Jakarta,TarungNews.com - Dewan Pers mendesak peninjauan kembali Peraturan Polri (Perpol) Nomor 3 Tahun 2025 tentang Pengawasan Fungsional Kepolisian terhadap Orang Asing yang salah satu ketentuannya mengatur surat keterangan kepolisian (SKK) untuk jurnalis asing yang akan meliput di Indonesia.
Ketua Dewan Pers Ninik Rahayu menyesalkan penerbitan Perpol Nomor 3 2025 yang tidak partisipatif dengan tidak melibatkan Dewan Pers, Komisi Penyiaran Indonesia (KPI), organisasi jurnalis dan perusahaan pers.
“Mengingat salah satu klausul yang diatur adalah kerja-kerja jurnalistik yang kami yakini organisasi tersebut dapat berkontribusi dalam penyusunan yang sesuai dengan pengalaman pers dan ketentuan perundang-undangan,” ujar Ninik dalam siaran pers, Jumat (4/4/2025).
Dewan Pers menilai Perpol Nomor 3/2025 bertentangan dengan pengaturan yang lebih tinggi, yaitu pada bagian pertimbangan tidak mempertimbangkan Undang-Undang Nomor 40 Tahun 1999 tentang Pers dan UU Nomor 32 Tahun 2002 tentang Penyiaran.
Padahal dalam perpol ini antara lain mengatur kerja jurnalistik pers, yang meliputi 6M, yakni mencari, memperoleh, memiliki, menyimpan, mengolah dan menyiarkan berita yang telah diatur secara gamblang dalam UU Pers, dan dalam fungsi pengawasan menjadi kewenangan Dewan Pers, termasuk bagi jurnalis asing.
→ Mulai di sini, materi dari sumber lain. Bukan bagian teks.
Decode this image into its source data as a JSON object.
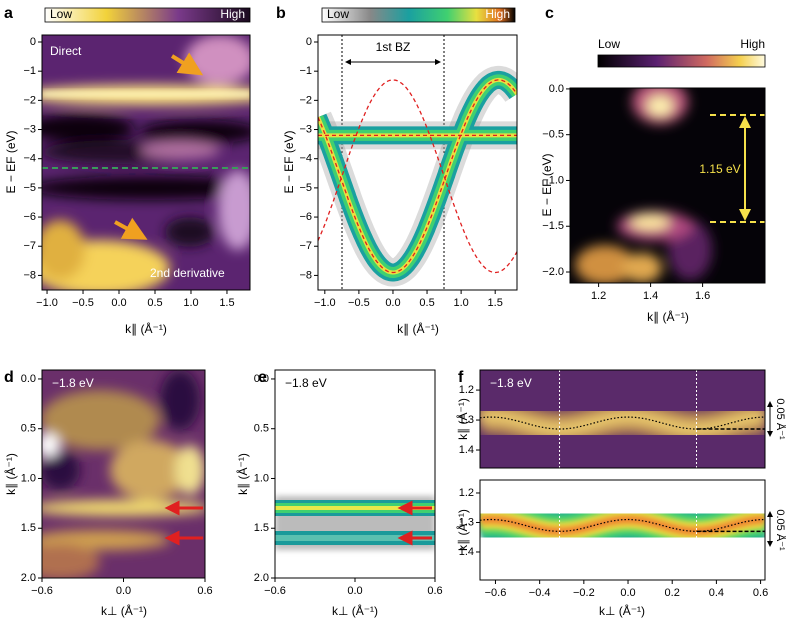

Hal lain sebagaimana diatur dalam UU Penyiaran juncto Peraturan Pemerintah Nomor 49 Tahun 2005 tentang Pedoman Kegiatan Peliputan Lembaga Penyiaran Asing juncto Peraturan Menteri Komunikasi dan Informatika RI Nomor 42/PER/M.KOMINFO/10/2009 tentang Tata Cara Memperoleh Izin Bagi Lembaga Penyiaran Asing yang Melakukan Kegiatan Peliputan di Indonesian Perizinan Kegiatan Kerja-Kerja Pers dan Jurnalis Asing merupakan kewenangan menteri komunikasi dan informatika atau Kemenkomdigi.
Menurut Dewan Pers, Perpol Nomor 3/2025 membingungkan dengan penggunaan pertimbangan merujuk pada Undang-Undang Nomor 2 Tahun 2002 tentang Polri sebagaimana telah diubah dengan UU Nomor 6 Tahun 2023 tentang Penetapan Peraturan Pemerintah Pengganti Undang-Undang Nomor 2 Tahun 2022 tentang Cipta Kerja Menjadi Undang-Undang.
Pada Pasal 15 ayat (2) dinyatakan kepolisian berwenang melakukan pengawasan fungsional kepolisian terhadap orang asing yang berada di wilayah Indonesia dengan koordinasi instansi terkait. Namun, tidak merujuk pada perubahan UU Nomor 63 Tahun 2024 tentang Perubahan Ketiga Atas UU Nomor 6 Tahun 2011 tentang Keimigrasian yang diundangkan pada 17 Oktober 2024 yang mengatur pemberian izin masuk WNA, termasuk jurnalis ke Indonesia.
“Pengaturan Perpol 3/2025 akan menimbulkan tumpang tindih kewenangan antarlembaga, memperpanjang jalur birokrasi untuk beraktivitas di Indonesia dan potensi menjadi komoditas oleh oknum aparat penegak hukum,” ujar Ninik Rahayu.
Walau dinyatakan untuk memberikan pelayanan dan perlindungan, lanjut Ninik, tetapi ketentuan dalam perpol tersebut dapat dimaknai sebagai kontrol dan pengawasan terhadap kerja-kerja jurnalis.
“Karenanya, berdasarkan hal tersebut, Dewan Pers berpandangan bahwa Perpol 3/2025 secara substantif potensial melanggar prinsip-prinsip pers yang demokratis, professional, independent, menjunjung tinggi moralitas dan mengedepankan asas praduga tidak bersalah. Prinsip-prinsip yang dijalankan sebagai wujud upaya memajukan, memenuhi dan menegakkan kemerdekaan pers,” kata Ninik.